Published online by Cambridge University Press: 22 October 2009
‘We have a fine army, but it needs a leader’; a supreme commander ‘is as necessary to an army as a soul is to the body’. These reflections of 1510 were to be drastically reinterpreted as the century wore on.
At that date, however, tradition had also established that armies should be directed, albeit under political supervision, by professional soldiers and that the supreme command should be divided between a captain-general, associated with the numerically superior infantry, and a governor-general, identified with the cavalry. The relationship between the two was not always defined in their contracts, though when it was it was made clear that the governor-general should accept orders from the captain-general. All the same, problems raised by the definition of these commands led Venice to maintain both a captain- and a governor-general very rarely: only in 1509–10, 1513–15 and 1529–30.

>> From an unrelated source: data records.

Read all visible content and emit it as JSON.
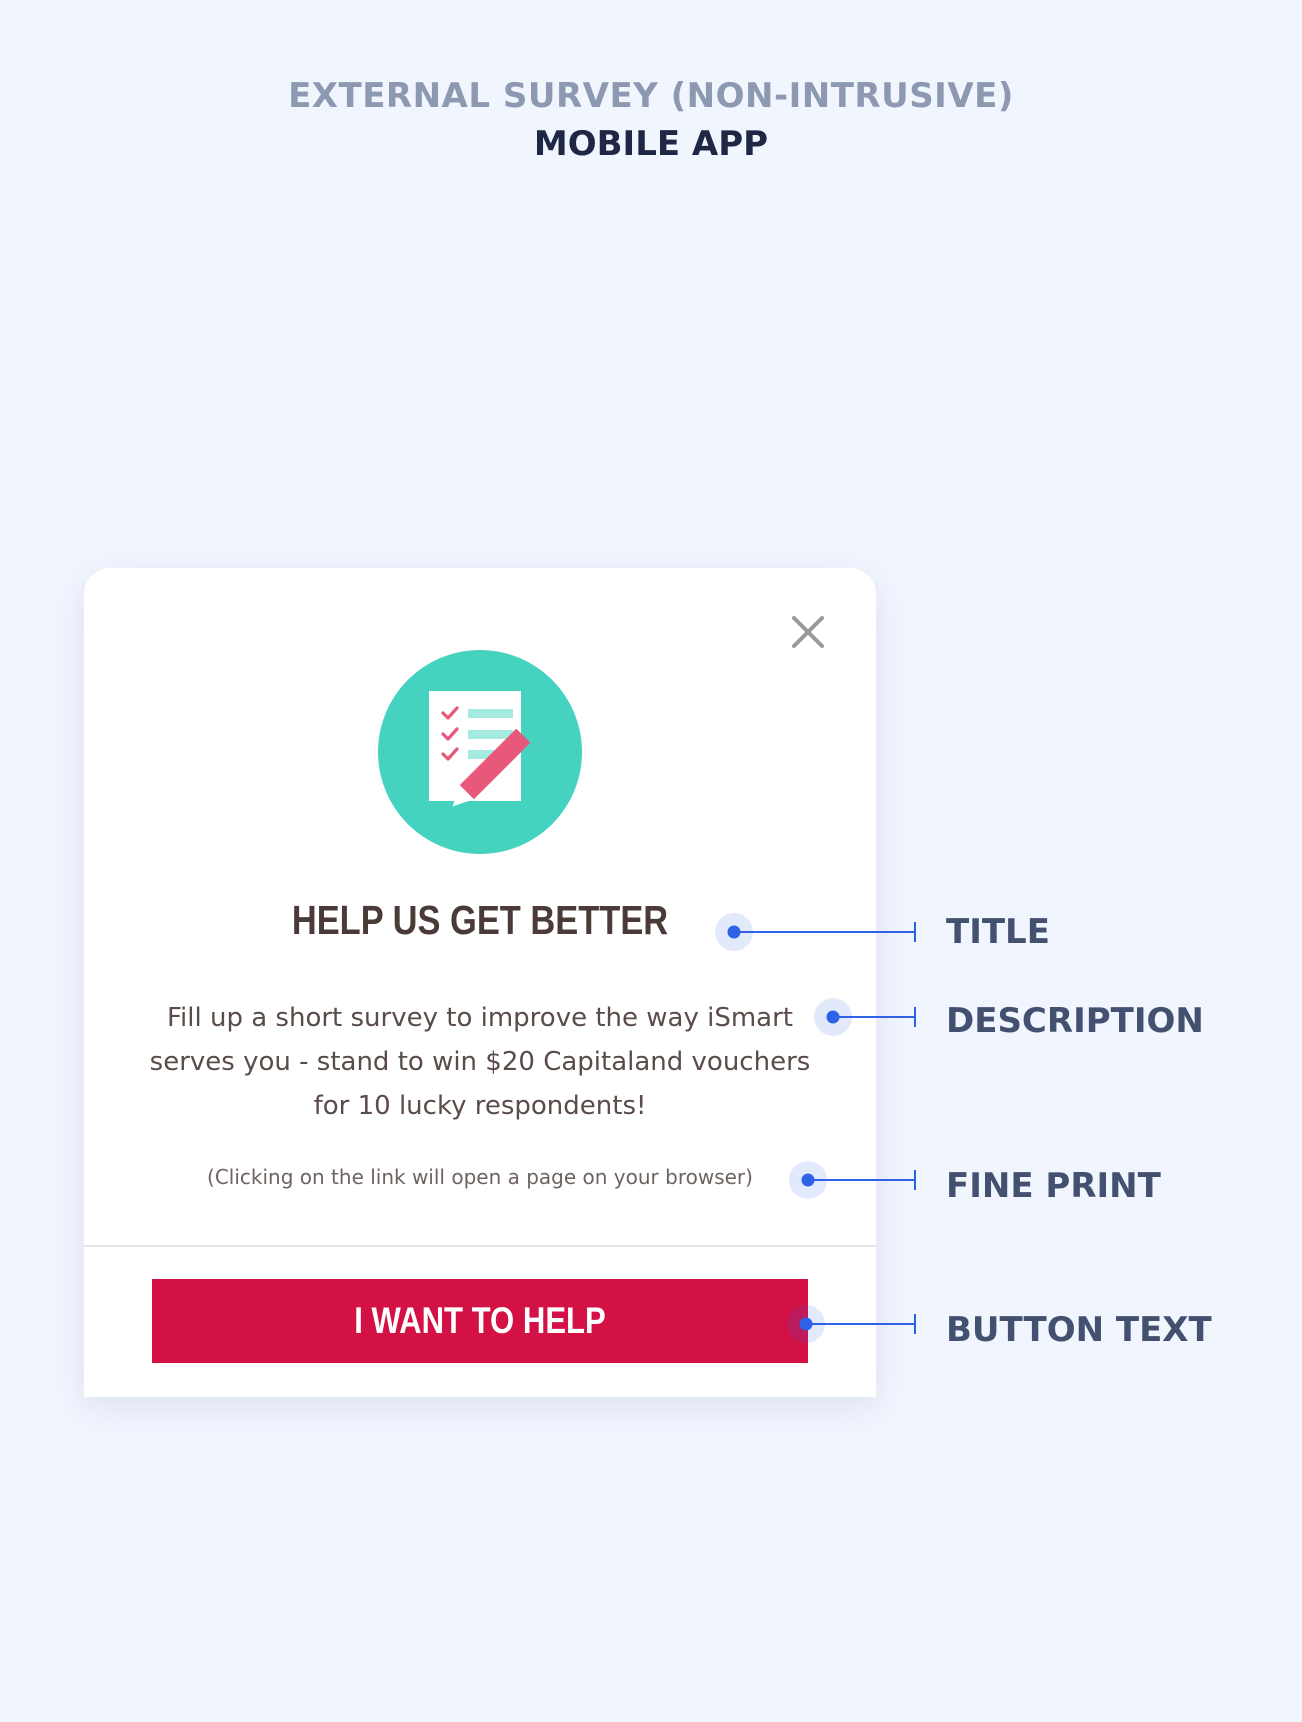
{
  "header": {
    "subtitle": "EXTERNAL SURVEY (NON-INTRUSIVE)",
    "title": "MOBILE APP"
  },
  "dialog": {
    "title": "HELP US GET BETTER",
    "description": "Fill up a short survey to improve the way iSmart serves you - stand to win $20 Capitaland vouchers for 10 lucky respondents!",
    "fine_print": "(Clicking on the link will open a page on your browser)",
    "button_label": "I WANT TO HELP",
    "close_icon": "close-icon",
    "illustration_icon": "survey-checklist-pencil-icon"
  },
  "annotations": {
    "title": "TITLE",
    "description": "DESCRIPTION",
    "fine_print": "FINE PRINT",
    "button_text": "BUTTON TEXT"
  },
  "colors": {
    "background": "#f1f5fe",
    "card": "#ffffff",
    "primary_button": "#d31145",
    "illustration_circle": "#45d3c0",
    "checkmarks": "#e8587a",
    "pencil": "#e8587a",
    "annotation_line": "#2f62e6",
    "annotation_label": "#43506f"
  }
}
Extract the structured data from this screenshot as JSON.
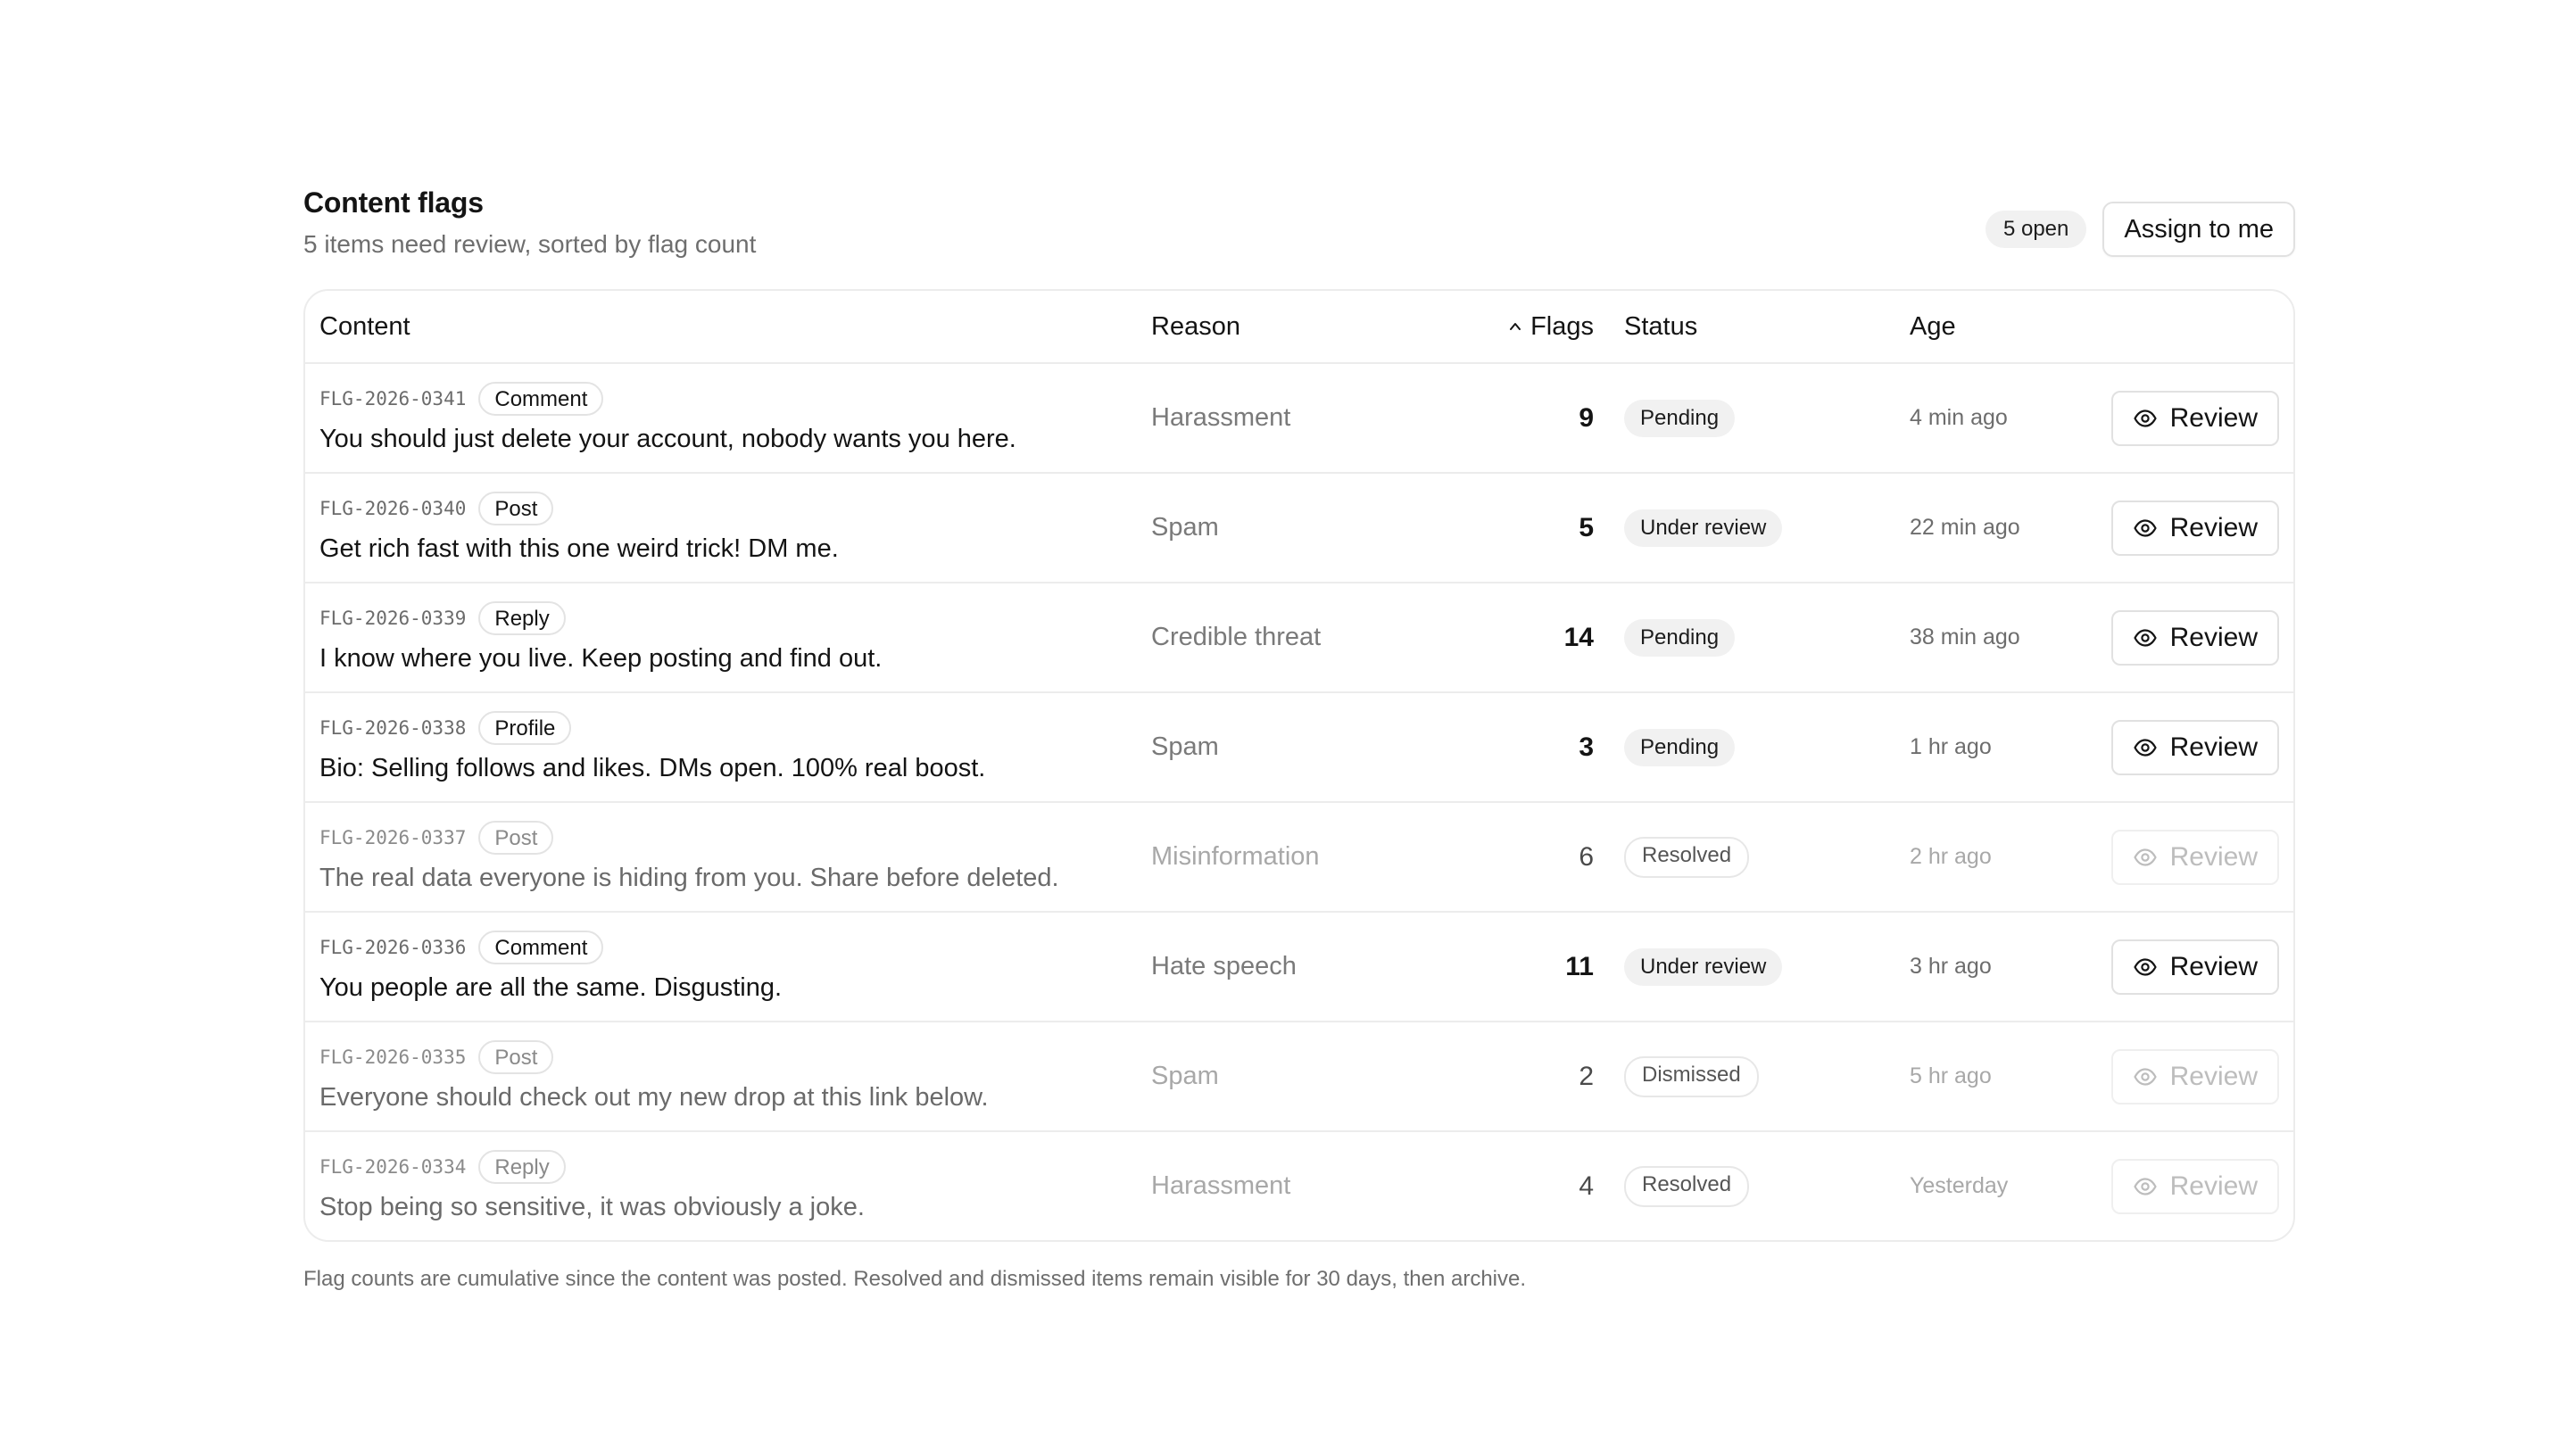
{
  "header": {
    "title": "Content flags",
    "subtitle": "5 items need review, sorted by flag count",
    "open_badge": "5 open",
    "assign_label": "Assign to me"
  },
  "table": {
    "columns": {
      "content": "Content",
      "reason": "Reason",
      "flags": "Flags",
      "status": "Status",
      "age": "Age"
    },
    "sort": {
      "column": "Flags",
      "direction": "ascending",
      "icon": "chevron-up-icon"
    },
    "review_label": "Review",
    "review_icon": "eye-icon",
    "rows": [
      {
        "id": "FLG-2026-0341",
        "type": "Comment",
        "text": "You should just delete your account, nobody wants you here.",
        "reason": "Harassment",
        "flags": "9",
        "status": "Pending",
        "status_kind": "pending",
        "age": "4 min ago",
        "muted": false
      },
      {
        "id": "FLG-2026-0340",
        "type": "Post",
        "text": "Get rich fast with this one weird trick! DM me.",
        "reason": "Spam",
        "flags": "5",
        "status": "Under review",
        "status_kind": "review",
        "age": "22 min ago",
        "muted": false
      },
      {
        "id": "FLG-2026-0339",
        "type": "Reply",
        "text": "I know where you live. Keep posting and find out.",
        "reason": "Credible threat",
        "flags": "14",
        "status": "Pending",
        "status_kind": "pending",
        "age": "38 min ago",
        "muted": false
      },
      {
        "id": "FLG-2026-0338",
        "type": "Profile",
        "text": "Bio: Selling follows and likes. DMs open. 100% real boost.",
        "reason": "Spam",
        "flags": "3",
        "status": "Pending",
        "status_kind": "pending",
        "age": "1 hr ago",
        "muted": false
      },
      {
        "id": "FLG-2026-0337",
        "type": "Post",
        "text": "The real data everyone is hiding from you. Share before deleted.",
        "reason": "Misinformation",
        "flags": "6",
        "status": "Resolved",
        "status_kind": "resolved",
        "age": "2 hr ago",
        "muted": true
      },
      {
        "id": "FLG-2026-0336",
        "type": "Comment",
        "text": "You people are all the same. Disgusting.",
        "reason": "Hate speech",
        "flags": "11",
        "status": "Under review",
        "status_kind": "review",
        "age": "3 hr ago",
        "muted": false
      },
      {
        "id": "FLG-2026-0335",
        "type": "Post",
        "text": "Everyone should check out my new drop at this link below.",
        "reason": "Spam",
        "flags": "2",
        "status": "Dismissed",
        "status_kind": "dismissed",
        "age": "5 hr ago",
        "muted": true
      },
      {
        "id": "FLG-2026-0334",
        "type": "Reply",
        "text": "Stop being so sensitive, it was obviously a joke.",
        "reason": "Harassment",
        "flags": "4",
        "status": "Resolved",
        "status_kind": "resolved",
        "age": "Yesterday",
        "muted": true
      }
    ]
  },
  "footnote": "Flag counts are cumulative since the content was posted. Resolved and dismissed items remain visible for 30 days, then archive."
}
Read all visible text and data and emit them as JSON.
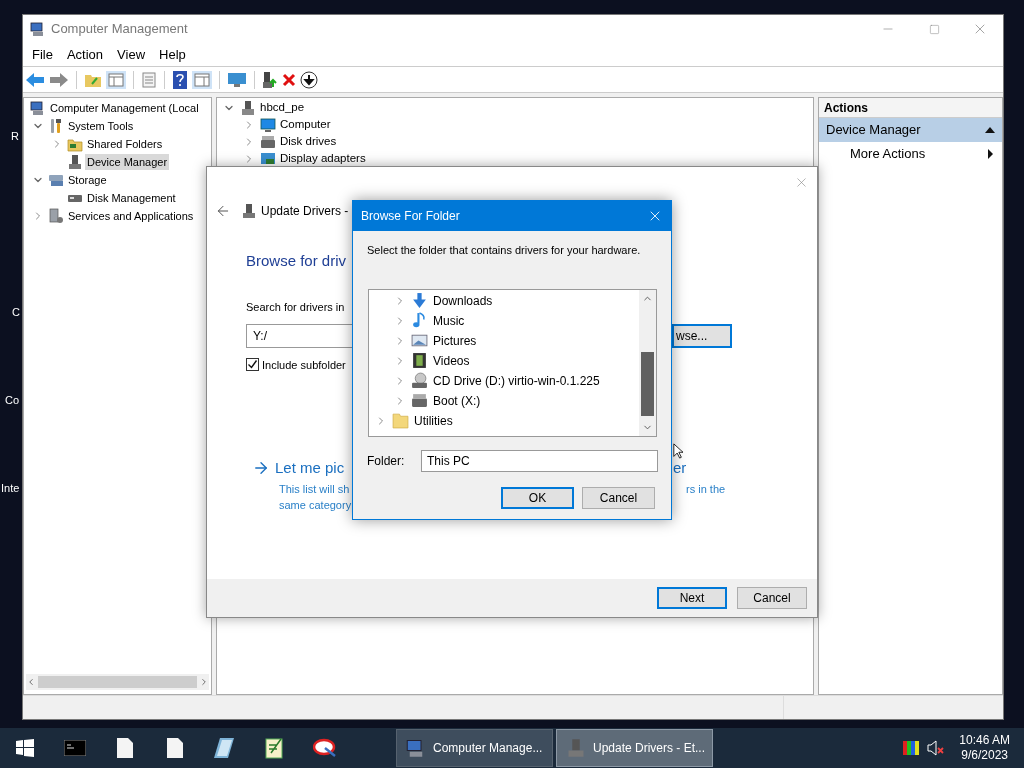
{
  "desktop_icons": [
    {
      "label": "R"
    },
    {
      "label": "C"
    },
    {
      "label": "Co"
    },
    {
      "label": "Inte"
    }
  ],
  "main_window": {
    "title": "Computer Management",
    "menu": [
      "File",
      "Action",
      "View",
      "Help"
    ],
    "nav_tree": [
      {
        "label": "Computer Management (Local",
        "kind": "console",
        "selected": false,
        "children": [
          {
            "label": "System Tools",
            "kind": "tools",
            "expanded": true,
            "selected": false,
            "children": [
              {
                "label": "Shared Folders",
                "kind": "share",
                "expanded": false,
                "selected": false
              },
              {
                "label": "Device Manager",
                "kind": "device",
                "selected": true
              }
            ]
          },
          {
            "label": "Storage",
            "kind": "storage",
            "expanded": true,
            "selected": false,
            "children": [
              {
                "label": "Disk Management",
                "kind": "disk",
                "selected": false
              }
            ]
          },
          {
            "label": "Services and Applications",
            "kind": "services",
            "expanded": false,
            "selected": false
          }
        ]
      }
    ],
    "device_tree": [
      {
        "label": "hbcd_pe",
        "kind": "server",
        "expanded": true,
        "children": [
          {
            "label": "Computer",
            "kind": "monitor",
            "expanded": false
          },
          {
            "label": "Disk drives",
            "kind": "drive",
            "expanded": false
          },
          {
            "label": "Display adapters",
            "kind": "display",
            "expanded": false
          }
        ]
      }
    ],
    "actions": {
      "header": "Actions",
      "section": {
        "label": "Device Manager",
        "expanded": true
      },
      "items": [
        {
          "label": "More Actions"
        }
      ]
    }
  },
  "update_dialog": {
    "title": "Update Drivers -",
    "heading": "Browse for driv",
    "search_label": "Search for drivers in",
    "path": "Y:/",
    "browse_button": "wse...",
    "include_subfolders": {
      "label": "Include subfolder",
      "checked": true
    },
    "link": "Let me pic",
    "link_end": "er",
    "description": "This list will sh",
    "description_end": "rs in the",
    "description_line2": "same category",
    "buttons": [
      {
        "label": "Next",
        "default": true
      },
      {
        "label": "Cancel",
        "default": false
      }
    ]
  },
  "browse_dialog": {
    "title": "Browse For Folder",
    "prompt": "Select the folder that contains drivers for your hardware.",
    "tree": [
      {
        "children": [
          {
            "label": "Downloads",
            "kind": "download",
            "expanded": false
          },
          {
            "label": "Music",
            "kind": "music",
            "expanded": false
          },
          {
            "label": "Pictures",
            "kind": "picture",
            "expanded": false
          },
          {
            "label": "Videos",
            "kind": "video",
            "expanded": false
          },
          {
            "label": "CD Drive (D:) virtio-win-0.1.225",
            "kind": "cd",
            "expanded": false
          },
          {
            "label": "Boot (X:)",
            "kind": "drive",
            "expanded": false
          }
        ]
      },
      {
        "label": "Utilities",
        "kind": "folder",
        "expanded": false
      }
    ],
    "folder_label": "Folder:",
    "folder_value": "This PC",
    "buttons": [
      {
        "label": "OK",
        "default": true
      },
      {
        "label": "Cancel",
        "default": false
      }
    ]
  },
  "taskbar": {
    "windows": [
      {
        "label": "Computer Manage...",
        "kind": "console",
        "selected": false
      },
      {
        "label": "Update Drivers - Et...",
        "kind": "device",
        "selected": true
      }
    ],
    "time": "10:46 AM",
    "date": "9/6/2023"
  }
}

The events of 1510 show some of the difficulties involved in giving the army a soul. Venice's captain-general, Pitigliano, as a member of a family that was firmly anti-German and had provided Venice with captains for a hundred years (and was to do so for another) was made an honorary patrician on 25 February 1509 by being elected to the Great Council – ‘he and his sons and legitimate descendants’. But the outcome of Agnadello was not such as to increase the government's confidence, nor was his by now advanced age, and four days after the battle the proveditors-general, referring to the indiscipline and confusion that reigned in the army, referred to him as ‘worthless’.